At length, when the potatoes were burned black on the outside, they pronounced them done and drew them out of the coals. They broke them open gingerly, for they were very hot, and disclosed the mealy insides, not at all troubled by the fact that the edible portion was liberally sprinkled with black specks from the charred skins. Adding salt and pepper, and using their jackknives as spoons, they proceeded to eat with a relish which their mother would have found it difficult to understand.
As they were engaged in this pleasant occupation, Ernest suddenly rose to his feet and peered out through the saplings.
"What is it?" demanded Jack.
"Sh!" cautioned the older boy. "It's a man. He's coming down the hill. He's got a gun and a dog with him."
Jack arose and stood on tiptoe beside his brother. Together they watched the approach of a strange figure—a tall, lanky, raw-boned individual wearing a rusty old felt hat and with an old corduroy hunting coat flapping about him.

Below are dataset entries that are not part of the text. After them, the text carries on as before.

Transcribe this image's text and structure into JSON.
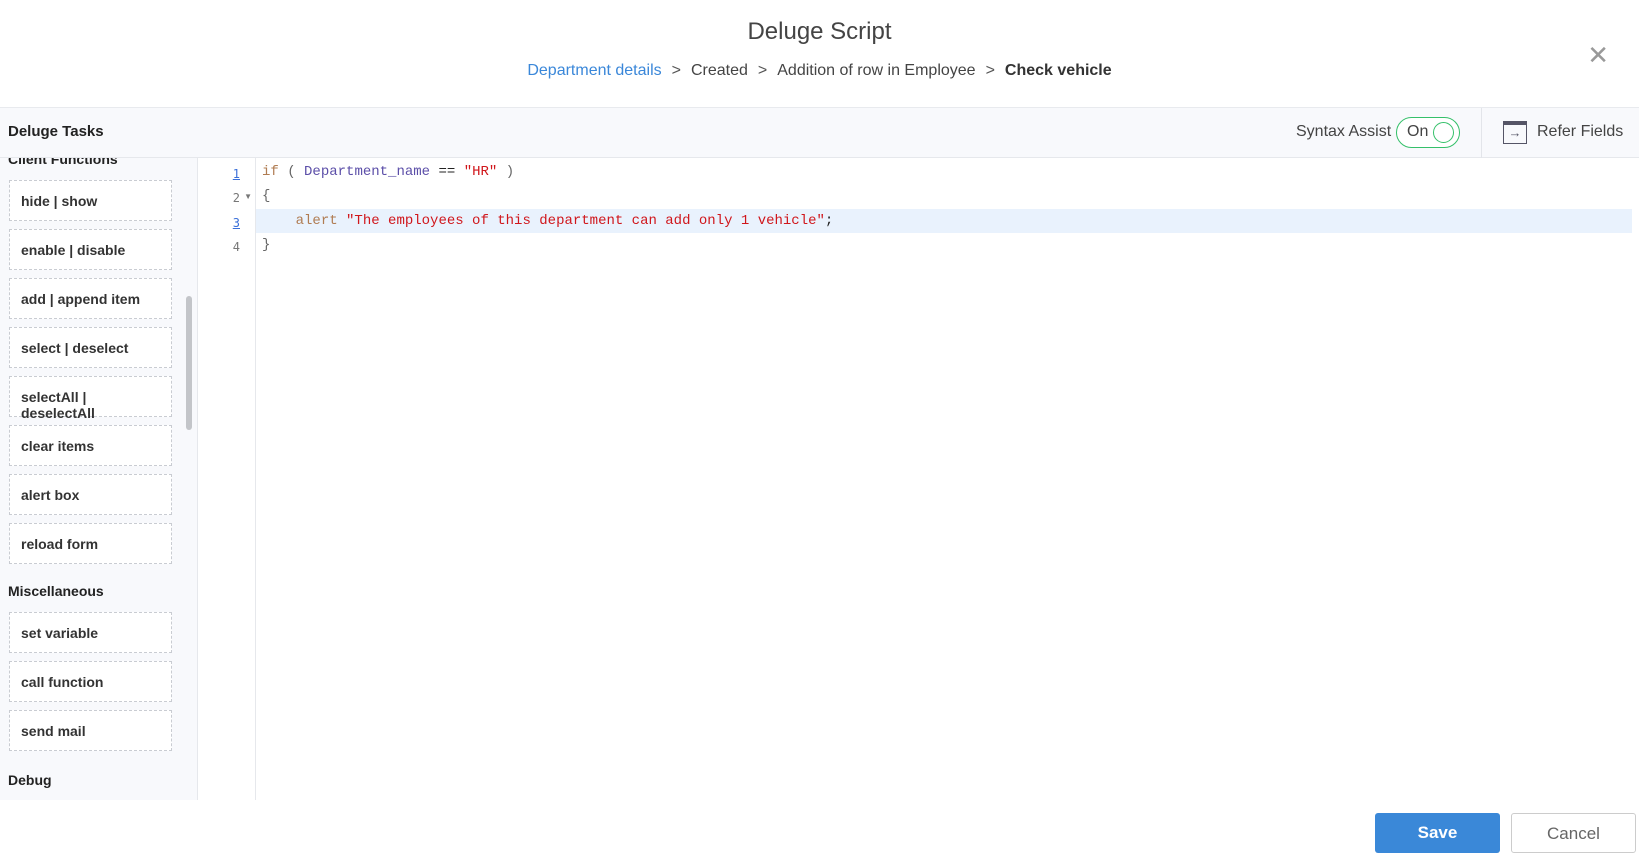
{
  "header": {
    "title": "Deluge Script",
    "breadcrumb": [
      "Department details",
      "Created",
      "Addition of row in Employee",
      "Check vehicle"
    ],
    "separator": ">",
    "close_icon": "close-icon"
  },
  "toolbar": {
    "title": "Deluge Tasks",
    "syntax_assist_label": "Syntax Assist",
    "syntax_assist_state": "On",
    "refer_fields": "Refer Fields",
    "toggle_color": "#35c06a"
  },
  "sidebar": {
    "sections": [
      {
        "title": "Client Functions",
        "items": [
          "hide | show",
          "enable | disable",
          "add | append item",
          "select | deselect",
          "selectAll | deselectAll",
          "clear items",
          "alert box",
          "reload form"
        ]
      },
      {
        "title": "Miscellaneous",
        "items": [
          "set variable",
          "call function",
          "send mail"
        ]
      },
      {
        "title": "Debug",
        "items": []
      }
    ]
  },
  "editor": {
    "line_numbers": [
      "1",
      "2",
      "3",
      "4"
    ],
    "lines": [
      {
        "t1": "if",
        "t2": "(",
        "t3": "Department_name",
        "t4": "==",
        "t5": "\"HR\"",
        "t6": ")"
      },
      {
        "t1": "{"
      },
      {
        "t1": "alert",
        "t2": "\"The employees of this department can add only 1 vehicle\"",
        "t3": ";"
      },
      {
        "t1": "}"
      }
    ]
  },
  "footer": {
    "save": "Save",
    "cancel": "Cancel",
    "accent": "#3a88d8"
  }
}
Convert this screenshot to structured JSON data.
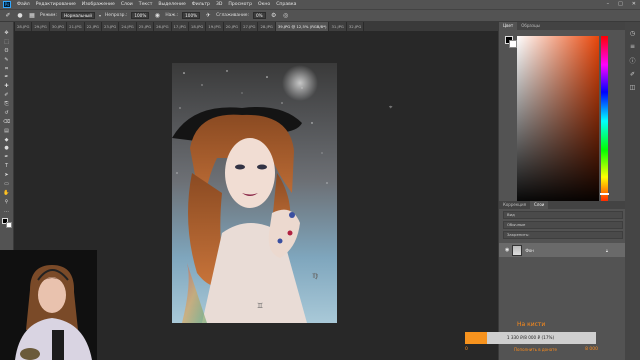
{
  "app": {
    "logo_text": "Ps",
    "menu": [
      "Файл",
      "Редактирование",
      "Изображение",
      "Слои",
      "Текст",
      "Выделение",
      "Фильтр",
      "3D",
      "Просмотр",
      "Окно",
      "Справка"
    ],
    "window_controls": [
      "–",
      "□",
      "✕"
    ]
  },
  "options": {
    "mode_label": "Режим:",
    "mode_value": "Нормальный",
    "opacity_label": "Непрозр.:",
    "opacity_value": "100%",
    "flow_label": "Наж.:",
    "flow_value": "100%",
    "smoothing_label": "Сглаживание:",
    "smoothing_value": "0%"
  },
  "tabs": [
    {
      "label": "28.JPG",
      "active": false
    },
    {
      "label": "29.JPG",
      "active": false
    },
    {
      "label": "30.JPG",
      "active": false
    },
    {
      "label": "21.JPG",
      "active": false
    },
    {
      "label": "22.JPG",
      "active": false
    },
    {
      "label": "23.JPG",
      "active": false
    },
    {
      "label": "24.JPG",
      "active": false
    },
    {
      "label": "25.JPG",
      "active": false
    },
    {
      "label": "26.JPG",
      "active": false
    },
    {
      "label": "17.JPG",
      "active": false
    },
    {
      "label": "18.JPG",
      "active": false
    },
    {
      "label": "19.JPG",
      "active": false
    },
    {
      "label": "20.JPG",
      "active": false
    },
    {
      "label": "27.JPG",
      "active": false
    },
    {
      "label": "28.JPG",
      "active": false
    },
    {
      "label": "39.JPG @ 12,5% (RGB/8*)",
      "active": true
    },
    {
      "label": "31.JPG",
      "active": false
    },
    {
      "label": "32.JPG",
      "active": false
    }
  ],
  "tools": [
    "move-tool",
    "marquee-tool",
    "lasso-tool",
    "quick-select-tool",
    "crop-tool",
    "eyedropper-tool",
    "healing-tool",
    "brush-tool",
    "clone-stamp-tool",
    "history-brush-tool",
    "eraser-tool",
    "gradient-tool",
    "blur-tool",
    "dodge-tool",
    "pen-tool",
    "type-tool",
    "path-select-tool",
    "shape-tool",
    "hand-tool",
    "zoom-tool",
    "more-tools"
  ],
  "tool_glyphs": [
    "✥",
    "⬚",
    "ʘ",
    "✎",
    "⌗",
    "✒",
    "✚",
    "✐",
    "⎘",
    "↺",
    "⌫",
    "▤",
    "◆",
    "●",
    "✒",
    "T",
    "➤",
    "▭",
    "✋",
    "⚲",
    "…"
  ],
  "panels": {
    "color_tabs": [
      "Цвет",
      "Образцы"
    ],
    "layers_tabs": [
      "Коррекция",
      "Слои"
    ],
    "layer_rows": [
      "Вид",
      "Обычные",
      "Закрепить:"
    ],
    "layer_name": "Фон",
    "hue_marker": 0.93
  },
  "side_strip_icons": [
    "history-icon",
    "properties-icon",
    "info-icon",
    "brush-settings-icon",
    "channels-icon"
  ],
  "side_strip_glyphs": [
    "◷",
    "≡",
    "ⓘ",
    "✐",
    "◫"
  ],
  "goal": {
    "title": "На кисти",
    "amount": "1 330 ₽/8 000 ₽ (17%)",
    "progress": 0.17,
    "start": "0",
    "caption": "Пополнить в донате",
    "end": "8 000"
  },
  "colors": {
    "accent": "#ff8c1a",
    "progress": "#f7931e",
    "ui_bg": "#535353",
    "canvas_bg": "#282828"
  }
}
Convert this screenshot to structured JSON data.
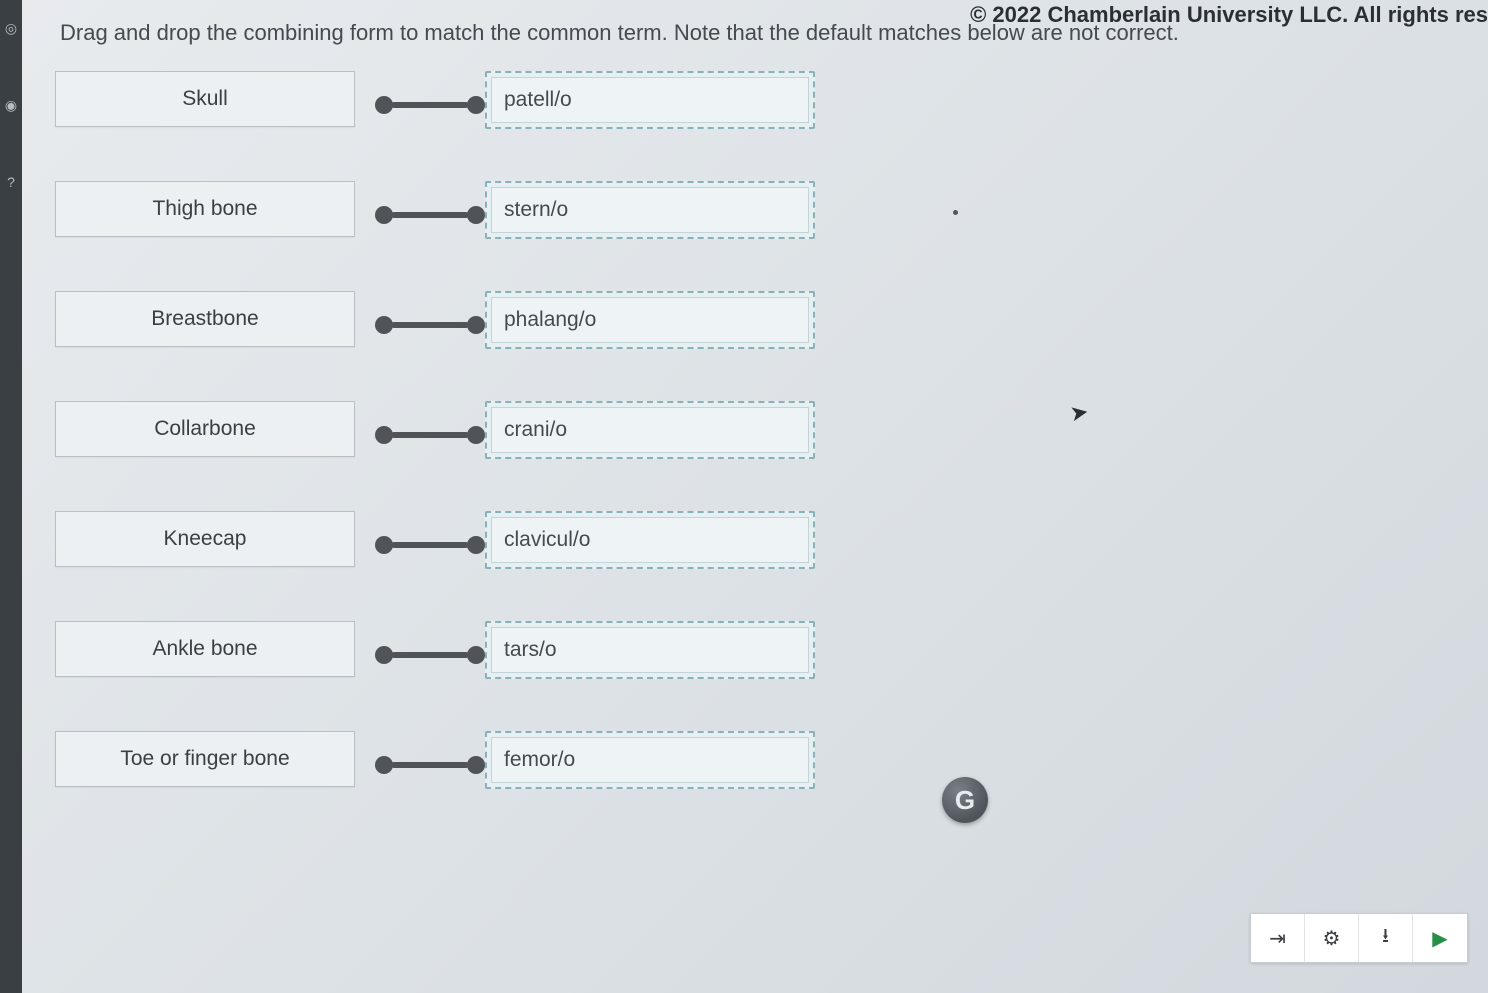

In his hand he carried a double-barreled shotgun which appeared to be the best-kept thing about him. Running ahead of him was a beautiful English setter, speckled white with black markings. Her every motion was swift and graceful as she ran sniffing from one clump of shrubbery to another. Sometimes the man would give a peculiar little whistle, and then the dog would pause and look up, and then dart off to right or to left in obedience to a wave of the man's arm.
Suddenly the dog stopped and stood rigid as a statue, her tail held out straight behind, one foreleg raised, and her neck and nose stretched toward a patch of sheep laurel. The man stealthily approached while the dog stood perfectly motionless with quivering nostrils.
They were quite near the boys now. There was a sudden movement in the sheep laurel, a whir of wings, and four or five birds rose swiftly into the air and shot off toward the woods.
"Bang!" went the man's gun, and both boys jumped so that they scarcely noticed a bird fall.
"Bang!" went the other barrel almost immediately, and another bird fell fluttering to earth. Then the dog broke her point and brought the birds back to her master in her sensitive mouth.